You've put the two benches together so over counted slightly.
The two benches of size 4 are on opposite sides of the carriage so there are not 7 ways of sitting together.

sorry but i dont understand
can you explain it a bit more


thank you

You seem to assume you have a single bench of 8, so there are 7 ways of sitting next to each other.
There are two benches of four seats each. There are not 7 ways of putting the two people next to each other.
You are c;lose to the right answer.

For A) why isn’t it 8!-(4 x 3 x 2 * 6!)?

Surely there are 4 x 3 = 12 combinations for the two foreigners?

Well done on getting the answer, perhaps the OP could say where the question comes from?
For A) there are only two foreigners. Each seat on one side could have one of the foreigners sat in it. The opposite seat would be uniquely determined by the other foreigner. So there are
4*2*6!
Ways to subtract. I'm not sure why you included the extra 3?

Note these questioms are less about applying a standard P/C formula, rather showimg you understand where they come from and getting your hands dirty, though ypu have to be very careful with the logic.

Also there was a couple of books on the ukmt site related to this. One simpler, then a follow on. Have a look and let me know if you can'tfind them.

Okay now I break down the logic I realise my mistake I believe.
Instead of counting the illegal combinations for the foreigners, I was calculating the legal ones so I was mixing it all up. I get my error now.
I see http://shop.ukmt.org.uk/art-of-problem-solving/introduction-to-counting-and-probability-2-book-set these two, but it’s £35 and I don’t think it completely relates to my a level content. Do you think I should work through it and buy it just to develop my general maths skills? Or should I purchase a book that’s more related to my a level course and have the benefits of learning a level maths and developing maths skills too.

I forgot you were focussing on a level content. They wouldn't really be appropriate.

Yeah okay. Final question.
For part A) , if you find the legal combinations without using the illegal questions I get that, you can have any 4 seats on the top row for the foreigner, then for each of those 3 other seats on the second row. Then the foreigners can be either way round so x 2. And then the 6 locals in any permutation of the 6 remaining seats

So I get this, 4 x 3 x 2! x 6! = 17280
It seems the actual answer is 4 x 3 x 2! x 6! x 2= 34560.
Why is it an extra x 2? Is it actually 3! Not 3? If so why. I can’t see what I’m missing.

Only considering legal combinations is actually very similar.
You have 8 possibilities for the first foreigner.
Then there are 6 possibilities for the second foreigner.
Then 6! For the locals so 34560.

You missed the fact that there are two rows for the first foreigner.

Question:
Six natives and two foreigners are seated in a compartment of a railway carriage with four seats either side. In how many ways can the passengers seat themselves if
a) the foreigners do not sit opposite each other,
b) the foreigners do not sit next to each other?

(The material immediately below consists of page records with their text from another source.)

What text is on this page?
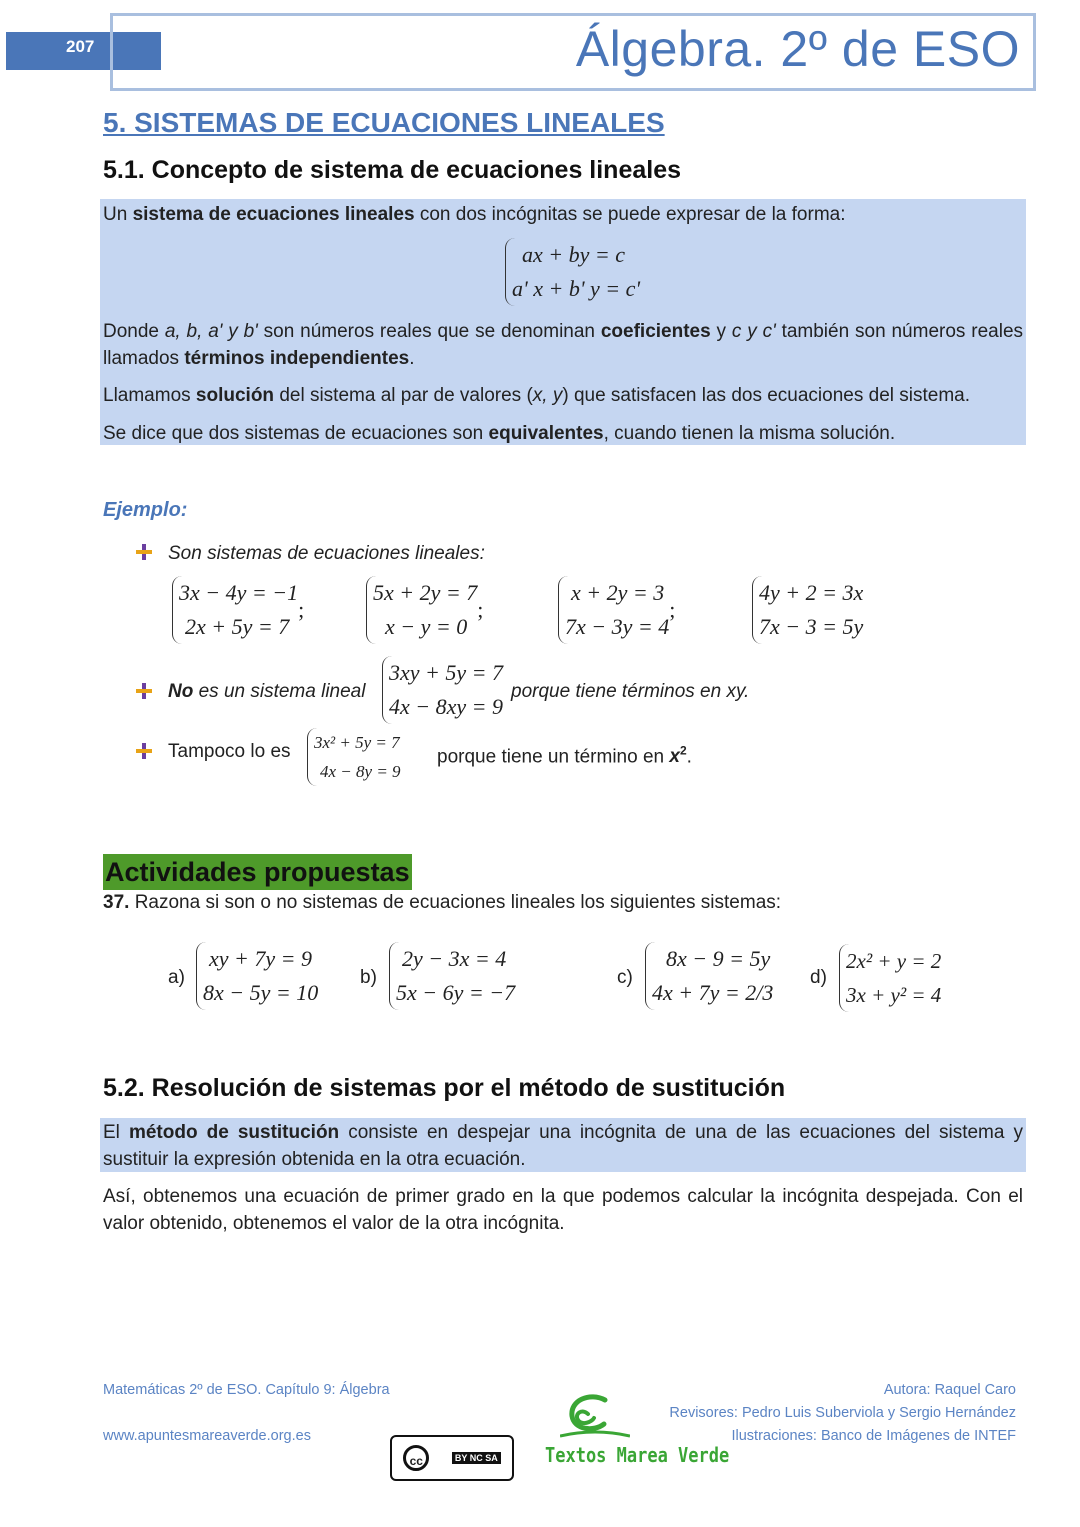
207	Álgebra. 2º de ESO
5. SISTEMAS DE ECUACIONES LINEALES
5.1. Concepto de sistema de ecuaciones lineales
Un sistema de ecuaciones lineales con dos incógnitas se puede expresar de la forma:
ax + by = c
a' x + b' y = c'
Donde a, b, a' y b' son números reales que se denominan coeficientes y c y c' también son números reales llamados términos independientes.
Llamamos solución del sistema al par de valores (x, y) que satisfacen las dos ecuaciones del sistema.
Se dice que dos sistemas de ecuaciones son equivalentes, cuando tienen la misma solución.
Ejemplo:
Son sistemas de ecuaciones lineales:
3x − 4y = −1
2x + 5y = 7
;
5x + 2y = 7
x − y = 0
;
x + 2y = 3
7x − 3y = 4
;
4y + 2 = 3x
7x − 3 = 5y
No es un sistema lineal
3xy + 5y = 7
4x − 8xy = 9
porque tiene términos en xy.
Tampoco lo es 3x² + 5y = 7
4x − 8y = 9
porque tiene un término en $x^2$.
Actividades propuestas
37. Razona si son o no sistemas de ecuaciones lineales los siguientes sistemas:
a)
xy + 7y = 9
8x − 5y = 10
b)
2y − 3x = 4
5x − 6y = −7
c)
8x − 9 = 5y
4x + 7y = 2/3
d)
2x² + y = 2
3x + y² = 4
5.2. Resolución de sistemas por el método de sustitución
El método de sustitución consiste en despejar una incógnita de una de las ecuaciones del sistema y sustituir la expresión obtenida en la otra ecuación.
Así, obtenemos una ecuación de primer grado en la que podemos calcular la incógnita despejada. Con el valor obtenido, obtenemos el valor de la otra incógnita.
Matemáticas 2º de ESO. Capítulo 9: Álgebra
www.apuntesmareaverde.org.es
cc	BY NC SA	Textos Marea Verde
Autora: Raquel Caro
Revisores: Pedro Luis Suberviola y Sergio Hernández
Ilustraciones: Banco de Imágenes de INTEF
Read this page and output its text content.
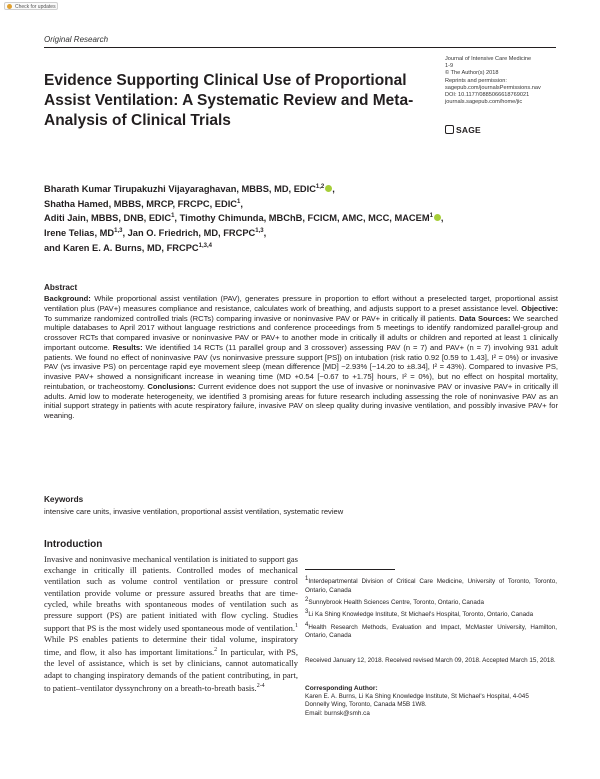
Check for updates
Original Research
Evidence Supporting Clinical Use of Proportional Assist Ventilation: A Systematic Review and Meta-Analysis of Clinical Trials
Journal of Intensive Care Medicine
1-9
© The Author(s) 2018
Reprints and permission:
sagepub.com/journalsPermissions.nav
DOI: 10.1177/0885066618769021
journals.sagepub.com/home/jic
SAGE
Bharath Kumar Tirupakuzhi Vijayaraghavan, MBBS, MD, EDIC$^{1,2}$ ,
Shatha Hamed, MBBS, MRCP, FRCPC, EDIC$^1$,
Aditi Jain, MBBS, DNB, EDIC$^1$, Timothy Chimunda, MBChB, FCICM, AMC, MCC, MACEM$^1$ ,
Irene Telias, MD$^{1,3}$, Jan O. Friedrich, MD, FRCPC$^{1,3}$,
and Karen E. A. Burns, MD, FRCPC$^{1,3,4}$
Abstract
Background: While proportional assist ventilation (PAV), generates pressure in proportion to effort without a preselected target, proportional assist ventilation plus (PAV+) measures compliance and resistance, calculates work of breathing, and adjusts support to a preset assistance level. Objective: To summarize randomized controlled trials (RCTs) comparing invasive or noninvasive PAV or PAV+ in critically ill patients. Data Sources: We searched multiple databases to April 2017 without language restrictions and conference proceedings from 5 meetings to identify randomized parallel-group and crossover RCTs that compared invasive or noninvasive PAV or PAV+ to another mode in critically ill adults or children and reported at least 1 clinically important outcome. Results: We identified 14 RCTs (11 parallel group and 3 crossover) assessing PAV (n = 7) and PAV+ (n = 7) involving 931 adult patients. We found no effect of noninvasive PAV (vs noninvasive pressure support [PS]) on intubation (risk ratio 0.92 [0.59 to 1.43], I² = 0%) or invasive PAV (vs invasive PS) on percentage rapid eye movement sleep (mean difference [MD] −2.93% [−14.20 to ±8.34], I² = 43%). Compared to invasive PS, invasive PAV+ showed a nonsignificant increase in weaning time (MD +0.54 [−0.67 to +1.75] hours, I² = 0%), but no effect on hospital mortality, reintubation, or tracheostomy. Conclusions: Current evidence does not support the use of invasive or noninvasive PAV or invasive PAV+ in critically ill adults. Amid low to moderate heterogeneity, we identified 3 promising areas for future research including assessing the role of noninvasive PAV as an initial support strategy in patients with acute respiratory failure, invasive PAV on sleep quality during invasive ventilation, and possibly invasive PAV+ for weaning.
Keywords
intensive care units, invasive ventilation, proportional assist ventilation, systematic review
Introduction
Invasive and noninvasive mechanical ventilation is initiated to support gas exchange in critically ill patients. Controlled modes of mechanical ventilation such as volume control ventilation or pressure control ventilation provide volume or pressure assured breaths that are time-cycled, while breaths with spontaneous modes of ventilation such as pressure support (PS) are patient initiated with flow cycling. Studies support that PS is the most widely used spontaneous mode of ventilation.$^1$ While PS enables patients to determine their tidal volume, inspiratory time, and flow, it also has important limitations.$^2$ In particular, with PS, the level of assistance, which is set by clinicians, cannot automatically adapt to changing inspiratory demands of the patient contributing, in part, to patient–ventilator dyssynchrony on a breath-to-breath basis.$^{2-4}$
$^1$Interdepartmental Division of Critical Care Medicine, University of Toronto, Toronto, Ontario, Canada
$^2$Sunnybrook Health Sciences Centre, Toronto, Ontario, Canada
$^3$Li Ka Shing Knowledge Institute, St Michael's Hospital, Toronto, Ontario, Canada
$^4$Health Research Methods, Evaluation and Impact, McMaster University, Hamilton, Ontario, Canada
Received January 12, 2018. Received revised March 09, 2018. Accepted March 15, 2018.
Corresponding Author:
Karen E. A. Burns, Li Ka Shing Knowledge Institute, St Michael's Hospital, 4-045
Donnelly Wing, Toronto, Canada M5B 1W8.
Email: burnsk@smh.ca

Question taken from The Brexit Party's Big Book Of Sums For English Youngsters

Question taken from The Brexit Party's Big Book Of Sums For English Youngsters

Nah, there arn't any foreigners in that :-).

You seem to assume you have a single bench of 8, so there are 7 ways of sitting next to each other.
There are two benches of four seats each. There are not 7 ways of putting the two people next to each other.
You are c;lose to the right answer.

What level question would this be? Year 1 or year 2 a level maths? Sorry for the obnoxious question

Yeah okay. Final question.
For part A) , if you find the legal combinations without using the illegal questions I get that, you can have any 4 seats on the top row for the foreigner, then for each of those 3 other seats on the second row. Then the foreigners can be either way round so x 2. And then the 6 locals in any permutation of the 6 remaining seats

So I get this, 4 x 3 x 2! x 6! = 17280
It seems the actual answer is 4 x 3 x 2! x 6! x 2= 34560.
Why is it an extra x 2? Is it actually 3! not 3? If so why. I can’t see what I’m missing.

Only considering legal combinations is actually very similar.
You have 8 possibilities for the first foreigner.
Then there are 6 possibilities for the second foreigner.
Then 6! For the locals so 34560.

You missed the fact that there are two rows for the first foreigner.

sorry but what do you mean by illegal and legal combinations